I was praying recently, and said something to God like, it’s difficult to believe what we can’t see, but . . . . I can’t help but believe it! And for many of the reasons I argue here. Then something different came to mind, an apologetic I don’t believe I have ever appealed to: changed lives. Evangelical Christians, a description I embrace for myself, are familiar with Christians using their testimony as a means of sharing the reality of their faith with others. I’ve always shied away from this as an apologetic, as a defense for the truth of Christianity, because it seems subjective, and I want to root that defense in the objective, in things that are real and substantive, like evidence, Scripture, history, archaeology, logic, philosophy, etc. What came to my mind is a saying of Jesus from John 3, and I realized just how powerful is the evidence God has given us for his existence and spiritual reality in the lives of his people:
7 You should not be surprised at my saying, ‘You must be born again.’ 8 The wind blows wherever it pleases. You hear its sound, but you cannot tell where it comes from or where it is going. So it is with everyone born of the Spirit.”
We can’t see wind, but we can see and feel its effects. We don’t have to prove the reality of wind because it’s obvious wind exists, even though we can’t see it. Likewise, we cannot see the Spirit of God, but the proof, the seeing and experiencing of the Spirit’s existence, is in the effects he has on and in those born again.
I wrote recently of the short life of Jim Elliot, a missionary who was killed in 1956, along with four friends, by Indians in Ecuador trying to bring the gospel to those unreached people. Because of the recent anniversary of their death, I watched a movie inspired by the young martyrs called The End of the Spear (read the story of the man, Mincaye, who killed him, and eventually became a Christian).
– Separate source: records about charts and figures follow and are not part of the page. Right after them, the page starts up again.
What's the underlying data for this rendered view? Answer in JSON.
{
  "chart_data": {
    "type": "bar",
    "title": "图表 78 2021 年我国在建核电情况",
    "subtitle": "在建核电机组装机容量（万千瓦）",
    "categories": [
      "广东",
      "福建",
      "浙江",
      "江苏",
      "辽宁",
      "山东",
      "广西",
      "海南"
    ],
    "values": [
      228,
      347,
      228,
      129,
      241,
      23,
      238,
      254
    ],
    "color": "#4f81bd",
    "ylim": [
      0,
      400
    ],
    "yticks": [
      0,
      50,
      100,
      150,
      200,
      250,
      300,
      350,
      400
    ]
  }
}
The gospel never ceases to blow me away, with its power to transform the lives of every kind of person, in every time and in every place. As Tim Keller argues in his Reason for God, Christianity is the only truly multi-cultural religion. It appeals to, and transforms, the least educated to the most, the least sophisticated to the most, the poor and the rich, and everyone in between, from every language and culture. It really is remarkable. Does an mere idea do that? Certainly no other religion does or has.

This was also brought home to me by another movie I recently watched about the founder of Voice of the Martyrs, Richard Wurmbrand, called Tortured for Christ. I tremble to think what I would do in such circumstances. I’ve been getting their magazine, and reading the stories of those who once persecuted Christians becoming Christians and themselves being persecuted for Christ, a la the Apostle Paul. Does a mere idea do that? No! Only the power of the Spirit of God can transform a human soul from night to day, darkness to light, death to life. And how about Kanye! He told his pastor, Adam Tyson, just weeks weeks after it happened, that he had been “radically saved.” Everybody was skeptical. Kanye West a Jesus freak, a Christian, for real? Listen to him talk, and listen to his album, Jesus is King, and it most definitely is for real. The Spirit of Almighty God does that, the invisible made visible in the lives of his people!
I’m going to do another post related to this from Romans 12 with some thoughts why I believe the apologetic for Christianity in the lives of God’s people is so powerful.